So-called agency problems naturally arise when the compensation and ownership structure of the contracts that exist between the principals (shareholders) and agents (management) are not well thought out and the two parties' respective incentives fall out of alignment — or perhaps were never properly aligned in the first place.
To wit, there are almost 100 publicly traded banks with the following financial characteristics: Less than $2 billion of assets, greater than 6% nonperforming assets to total assets and a less than 13% total risk-based capital ratio. Most of these banks are in need of additional capital and trading at steep discounts to their reported tangible book values. And much to their shareholders' chagrin, any capital raise would likely be priced at an even steeper discount to tangible book value.

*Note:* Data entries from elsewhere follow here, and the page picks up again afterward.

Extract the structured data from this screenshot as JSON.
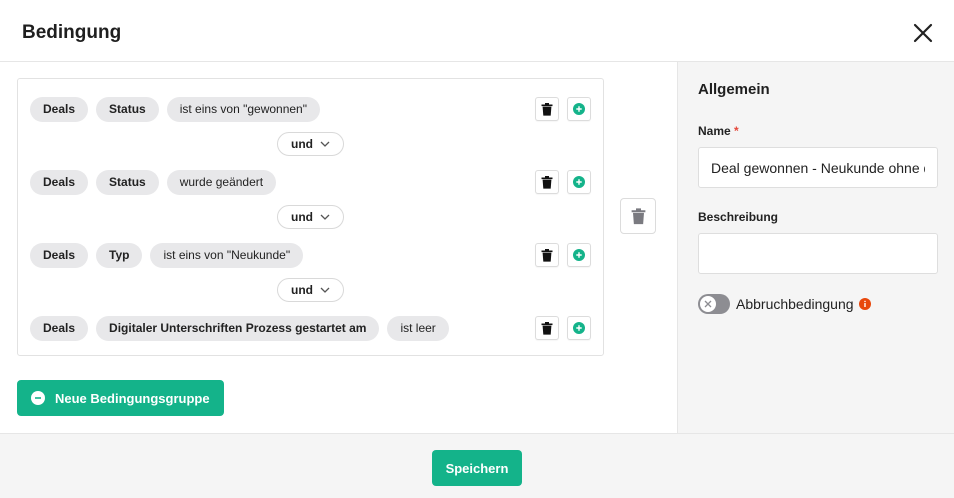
{
  "dialog": {
    "title": "Bedingung"
  },
  "conditions": [
    {
      "entity": "Deals",
      "field": "Status",
      "operator": "ist eins von \"gewonnen\""
    },
    {
      "entity": "Deals",
      "field": "Status",
      "operator": "wurde geändert"
    },
    {
      "entity": "Deals",
      "field": "Typ",
      "operator": "ist eins von \"Neukunde\""
    },
    {
      "entity": "Deals",
      "field": "Digitaler Unterschriften Prozess gestartet am",
      "operator": "ist leer"
    }
  ],
  "joins": [
    "und",
    "und",
    "und"
  ],
  "new_group_label": "Neue Bedingungsgruppe",
  "panel": {
    "title": "Allgemein",
    "name_label": "Name",
    "name_required": "*",
    "name_value": "Deal gewonnen - Neukunde ohne d",
    "description_label": "Beschreibung",
    "description_value": "",
    "abort_label": "Abbruchbedingung",
    "abort_enabled": false
  },
  "save_label": "Speichern",
  "colors": {
    "accent": "#14b38a",
    "info": "#e8480c",
    "required": "#e5483b"
  }
}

In many cases, there are acquirers for these banks who would be willing to pay a price well above the price level that would be attained for raising capital. Which, of course, begs the question: Despite the favorable economics to shareholders for these "crippled" banks being acquired by healthier, better-capitalized competitors (at a premium to the price realized in a capital raise), why are there so few transactions materializing?
The answer is disturbingly simple: Despite the damage they've inflicted on their shareholders, management teams at the crippled banks don't want to lose their jobs. That is, the present value of these executives' compensation is greater than the present value of their ownership stakes in the companies they manage. Consequently, they are more than willing to engage in stock offerings that are, on the one hand, dilutive to shareholder value and yet, on the other hand, accretive to their own personal financial position.

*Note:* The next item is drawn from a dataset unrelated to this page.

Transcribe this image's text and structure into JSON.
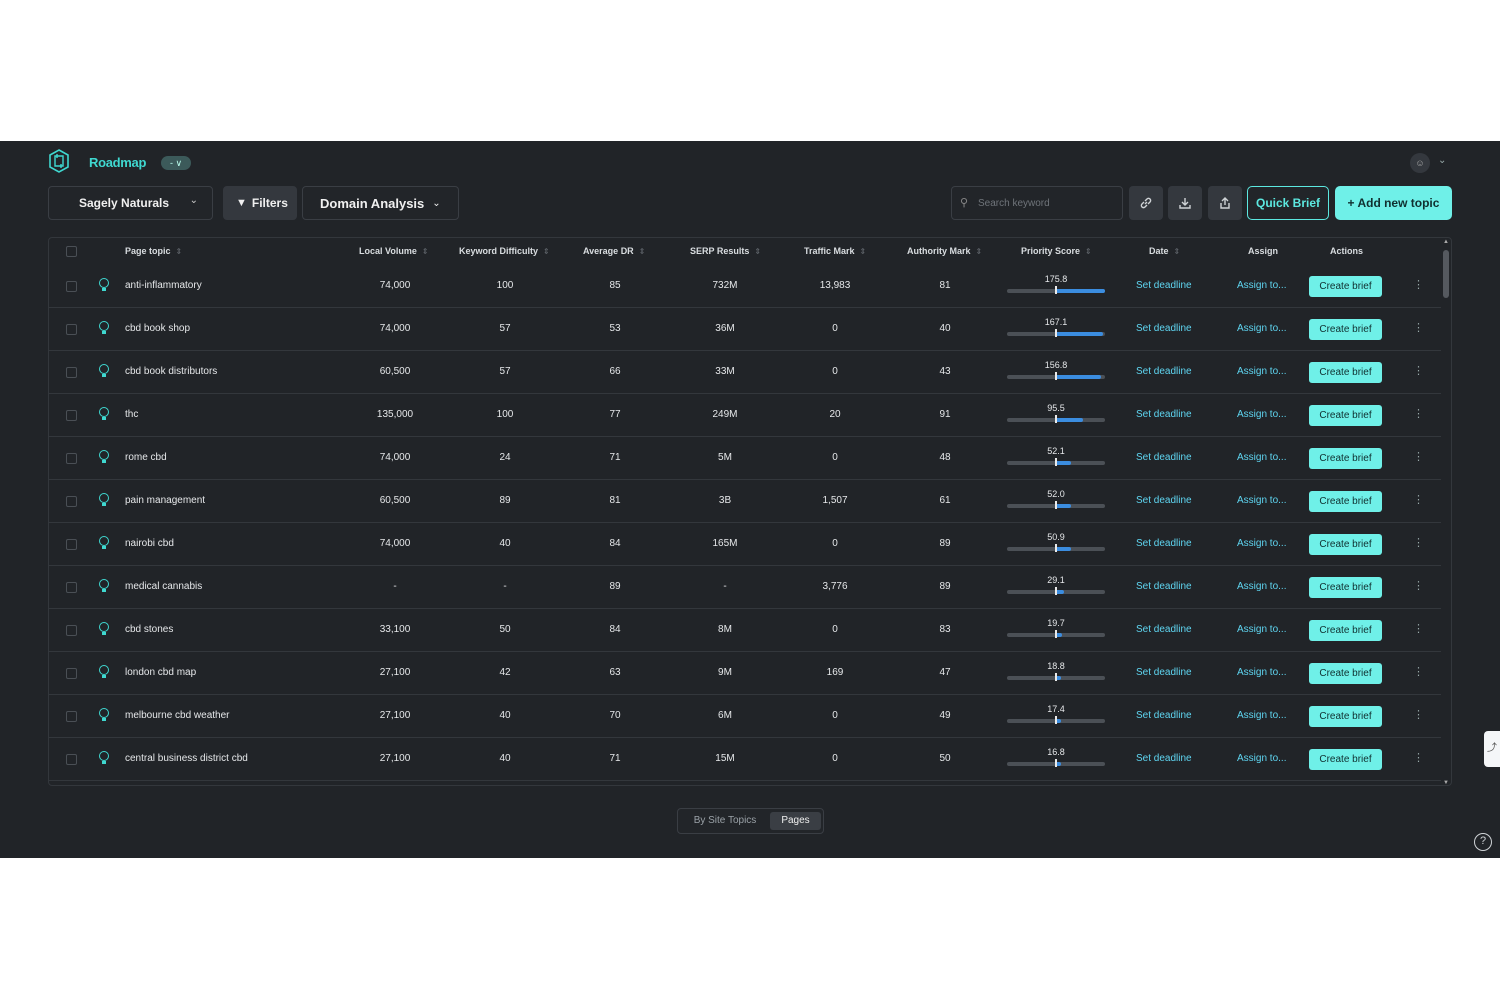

I was on a conference call recently with one such crippled bank, which shall remain nameless. The bank is trying to raise capital at a 50% discount to its reported tangible book value. My question (among others) to management was: "Assuming there's a company willing to acquire your bank at a premium to the price at which you're trying to raise capital, and further assuming that the combined entity will be a much stronger company than the bank you have now … why don't I want you to be acquired at a premium by a stronger competitor? I end up with a premium to your current pricing considerations and I'm a shareholder in a stronger company. What am I missing?"

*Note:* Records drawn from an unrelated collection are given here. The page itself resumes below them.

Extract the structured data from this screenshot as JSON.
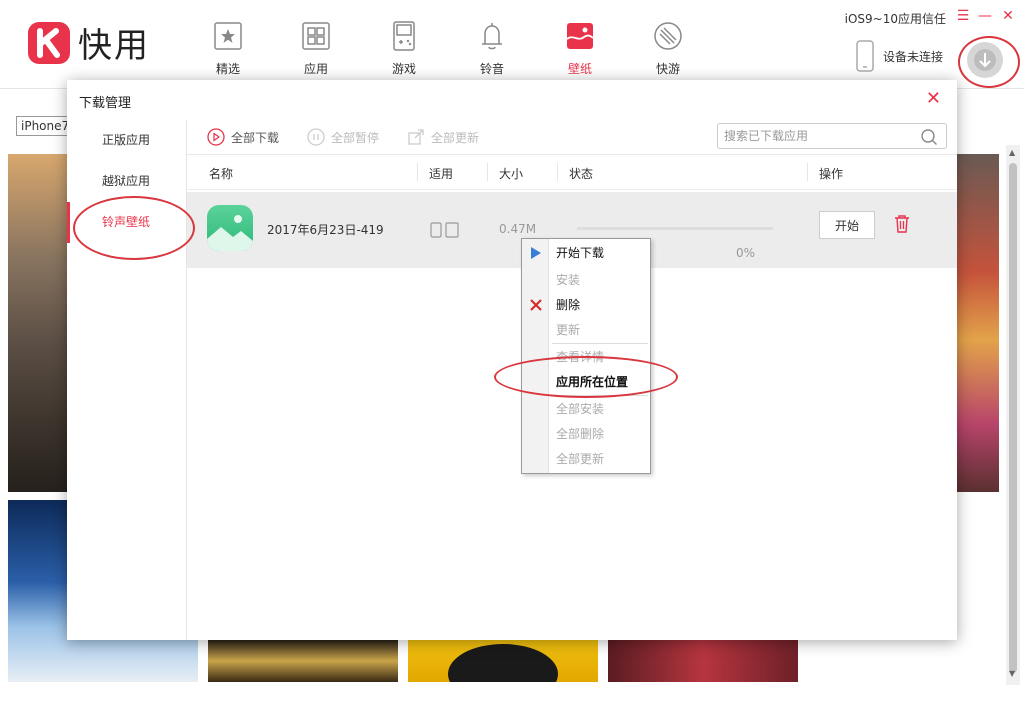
{
  "app": {
    "name": "快用",
    "window_title": "iOS9~10应用信任"
  },
  "nav": [
    {
      "label": "精选",
      "icon": "star-icon"
    },
    {
      "label": "应用",
      "icon": "grid-icon"
    },
    {
      "label": "游戏",
      "icon": "gamepad-icon"
    },
    {
      "label": "铃音",
      "icon": "bell-icon"
    },
    {
      "label": "壁纸",
      "icon": "wallpaper-icon",
      "active": true
    },
    {
      "label": "快游",
      "icon": "rocket-icon"
    }
  ],
  "device": {
    "status": "设备未连接"
  },
  "background": {
    "search_text": "iPhone7"
  },
  "dialog": {
    "title": "下载管理",
    "sidebar": [
      {
        "label": "正版应用"
      },
      {
        "label": "越狱应用"
      },
      {
        "label": "铃声壁纸",
        "active": true
      }
    ],
    "toolbar": {
      "start_all": "全部下载",
      "pause_all": "全部暂停",
      "update_all": "全部更新",
      "search_placeholder": "搜索已下载应用"
    },
    "columns": {
      "name": "名称",
      "compat": "适用",
      "size": "大小",
      "status": "状态",
      "action": "操作"
    },
    "rows": [
      {
        "name": "2017年6月23日-419",
        "size": "0.47M",
        "progress_percent": 0,
        "progress_text": "0%",
        "action_label": "开始"
      }
    ]
  },
  "context_menu": {
    "items": [
      {
        "label": "开始下载",
        "enabled": true,
        "icon": "play-icon"
      },
      {
        "label": "安装",
        "enabled": false
      },
      {
        "label": "删除",
        "enabled": true,
        "icon": "delete-x-icon"
      },
      {
        "label": "更新",
        "enabled": false
      },
      {
        "label": "查看详情",
        "enabled": false
      },
      {
        "label": "应用所在位置",
        "enabled": true,
        "bold": true
      },
      {
        "label": "全部安装",
        "enabled": false
      },
      {
        "label": "全部删除",
        "enabled": false
      },
      {
        "label": "全部更新",
        "enabled": false
      }
    ]
  },
  "colors": {
    "accent": "#e8334a",
    "annotation_red": "#d9363e",
    "menu_play_blue": "#3a7fd5"
  }
}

The answer, in so many words, was that the board of directors "after considerable deliberation" had decided to go down the capital raise path and they felt it was too late to change course. Which is a fancy way of saying: "Don't confuse us with logic — we've already made up our minds. We need our jobs and the shareholders will just have to pound sand."
And so, despite the billions of dollars in fresh capital that has flowed into the community banking sector in a desperate search for acquisition targets, the managements of many struggling banks are choosing to further torture their shareholders via dilutive offerings instead of simply merging with stronger institutions.
What can be done about this sad state of affairs?
Nothing in the short term. In the longer term, however, shareholder groups should make a greater effort to elect board representatives who will design compensation packages for senior management that more closely align their interests with those of the shareholders. Otherwise, shareholders will continue to suffer abuse at the hands of management teams who value their compensation more than their ownership stake.